Once you have Beautiful Soup installed on your machine, pull a website into Jupyter notebook just by entering its URL. But note that you can’t access the website directly in Beautiful Soup. You need get the document behind the webpage with requests, and then feed that document into Beautiful Soup using requests’s content attribute along with an HTML parser.

Choose a website you want to scrape and send a GET request.

In [7]:
url = 'https://www.theguardian.com/international'
news_get_request = requests.get(url)

Once you have the HTML content, you can use Beautiful Soup to parse the price information:

In [8]:
news = BeautifulSoup(news_get_request.content, 'html.parser')

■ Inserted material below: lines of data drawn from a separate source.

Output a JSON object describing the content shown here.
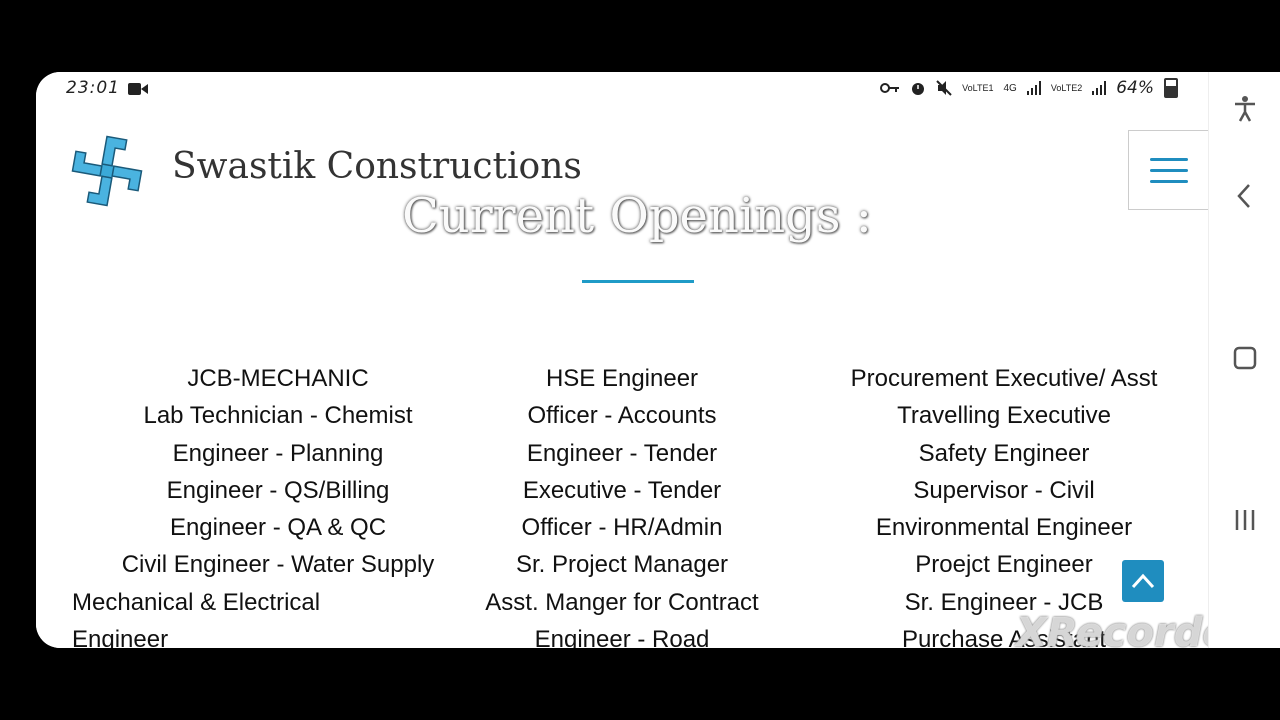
{
  "status_bar": {
    "time": "23:01",
    "net1": "VoLTE1",
    "net_type": "4G",
    "net2": "VoLTE2",
    "battery": "64%"
  },
  "site": {
    "brand": "Swastik Constructions"
  },
  "section": {
    "title": "Current Openings :"
  },
  "openings": {
    "column1": [
      "JCB-MECHANIC",
      "Lab Technician - Chemist",
      "Engineer - Planning",
      "Engineer - QS/Billing",
      "Engineer - QA & QC",
      "Civil Engineer - Water Supply",
      "Mechanical & Electrical",
      "Engineer"
    ],
    "column2": [
      "HSE Engineer",
      "Officer - Accounts",
      "Engineer - Tender",
      "Executive - Tender",
      "Officer - HR/Admin",
      "Sr. Project Manager",
      "Asst. Manger for Contract",
      "Engineer - Road"
    ],
    "column3": [
      "Procurement Executive/ Asst",
      "Travelling Executive",
      "Safety Engineer",
      "Supervisor - Civil",
      "Environmental Engineer",
      "Proejct Engineer",
      "Sr. Engineer - JCB",
      "Purchase Assistant"
    ]
  },
  "watermark": "XRecorder",
  "colors": {
    "accent": "#1f8dbf",
    "text": "#111111"
  }
}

Use your default browser inspector to get a look at the HTML behind the webpage. The inspector is called slightly different names depending on the browser, but the keyboard shortcut is control-shift-I in Windows-based browsers, and command-option-I works in Safari. From there, say that I can see that all headlines on the home page are within an `<h3>` tag.

Let’s take a look at the first three of them using findAll().

In [9]:
headlines = news.findAll('h3')
headlines[0:3]

[<h3 class="dcr-1sp44ag"><div class="dcr-v1s16m">France</div><span class="show-underline dcr-1ay6c8s">Leftwing parties form ‘Popular Front’ to contest snap election</span></h3>,
 <h3 class="dcr-10yfzki"><div class="dcr-v1s16m">G7 summit</div><span class="show-underline dcr-1ay6c8s">Joe Biden says ‘democracies can deliver’ as G7 agree $50bn Ukraine aid deal</span></h3>,
 <h3 class="dcr-1iq5aaq"><a class="dcr-1bsckv0" href="/politics/article/2024/jun/13/rishi-sunak-denies-he-is-being-snubbed-after-awkward-start-to-g7-summit"><div class="dcr-17kznwa">UK</div><span class="show-underline dcr-1ay6c8s">Sunak denies he is being snubbed after awkward G7 start</span></a></h3>]

All the HTML and CSS syntax is obtained along with the headlines, when we just want the actual headlines. 

We can isolate the text with Beautiful Soup’s text attribute (or its get_text() function). Here, we use a for loop to make a list of all the headlines on the home page, and then we will display the first four.

In [10]:
all_headlines = [headline.text for headline in headlines]
all_headlines[0:4]

['FranceLeftwing parties form ‘Popular Front’ to contest snap election',
 'G7 summitJoe\xa0Biden says ‘democracies can deliver’ as G7 agree $50bn Ukraine aid deal',
 'UKSunak denies he is being snubbed after awkward G7 start',
 'Middle East liveHamas official says nobody knows how many of the remaining hostages are alive']

 We grabbed the headlines for the day from this news website and made them into a list of strings in Python.